Chronique radiophonique sur RFI du 8 décembre, publiée par A40-45 le 11 décembre 2023 Le dérèglement climatique et les migrations
Avec de fréquents jours de chaleur affichant des températures maximales quotidiennes supérieures à 50°C, le climat pourrait changer de manière si radicale que certaines parties de l’Afrique du Nord deviendraient inhabitables pour certaines espèces, y compris pour les êtres humains.
En Afrique de l’Ouest aussi, les projections climatiques font apparaître une forte hausse de la moyenne des températures, de leur variabilité et de leurs extrêmes. Ce réchauffement est une constante ferme des projections sur le changement climatique, même si l’amplitude, qui va de + 3°C à + 7°C, dépend du modèle et du scénario d’émissions. »
Parmi les nombreuses conséquences des changements climatiques, celle de l’émergence d’une nouvelle catégorie de migrants, des personnes qui devront quitter leurs localités de résidence devenues invivables.
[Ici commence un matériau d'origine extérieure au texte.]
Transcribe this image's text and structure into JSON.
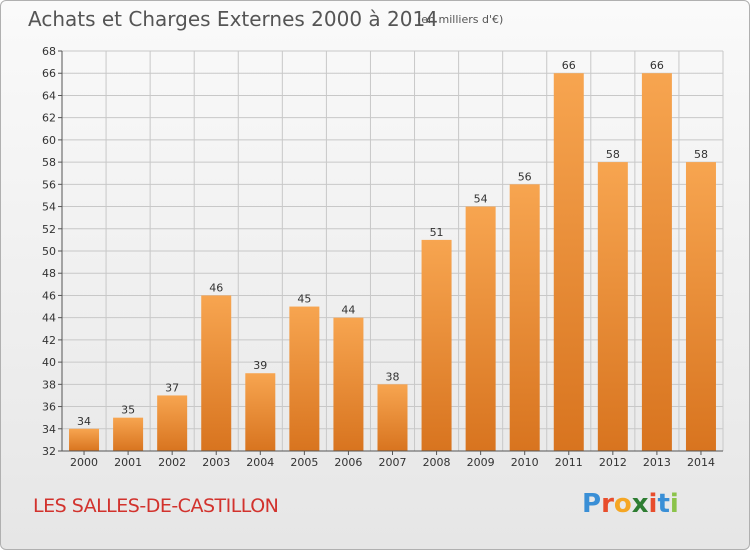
{
  "title": "Achats et Charges Externes 2000 à 2014",
  "subtitle": "(en milliers d'€)",
  "town": "LES SALLES-DE-CASTILLON",
  "logo": {
    "text": "Proxiti",
    "letters": [
      {
        "char": "P",
        "color": "#3a8fd6"
      },
      {
        "char": "r",
        "color": "#e84d2c"
      },
      {
        "char": "o",
        "color": "#f5a623"
      },
      {
        "char": "x",
        "color": "#2e7d32"
      },
      {
        "char": "i",
        "color": "#e84d2c"
      },
      {
        "char": "t",
        "color": "#3a8fd6"
      },
      {
        "char": "i",
        "color": "#8bc34a"
      }
    ]
  },
  "chart_data": {
    "type": "bar",
    "categories": [
      "2000",
      "2001",
      "2002",
      "2003",
      "2004",
      "2005",
      "2006",
      "2007",
      "2008",
      "2009",
      "2010",
      "2011",
      "2012",
      "2013",
      "2014"
    ],
    "values": [
      34,
      35,
      37,
      46,
      39,
      45,
      44,
      38,
      51,
      54,
      56,
      66,
      58,
      66,
      58
    ],
    "ylim": [
      32,
      68
    ],
    "yticks": [
      32,
      34,
      36,
      38,
      40,
      42,
      44,
      46,
      48,
      50,
      52,
      54,
      56,
      58,
      60,
      62,
      64,
      66,
      68
    ],
    "grid": true,
    "bar_color_top": "#f7a550",
    "bar_color_bottom": "#d8741f",
    "grid_color": "#c8c8c8"
  }
}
Quel rapport entre le changement climatique et les implications possibles pour les mouvements migratoires entre l’Afrique de l’Ouest et l’Afrique du Nord ?
Le changement climatique et ses effets multiples, complexes et inégaux sur chacune des régions de la planète viennent ajouter un facteur d’incertitude supplémentaire sur les perspectives de la mobilité humaine au cours des prochaines décennies.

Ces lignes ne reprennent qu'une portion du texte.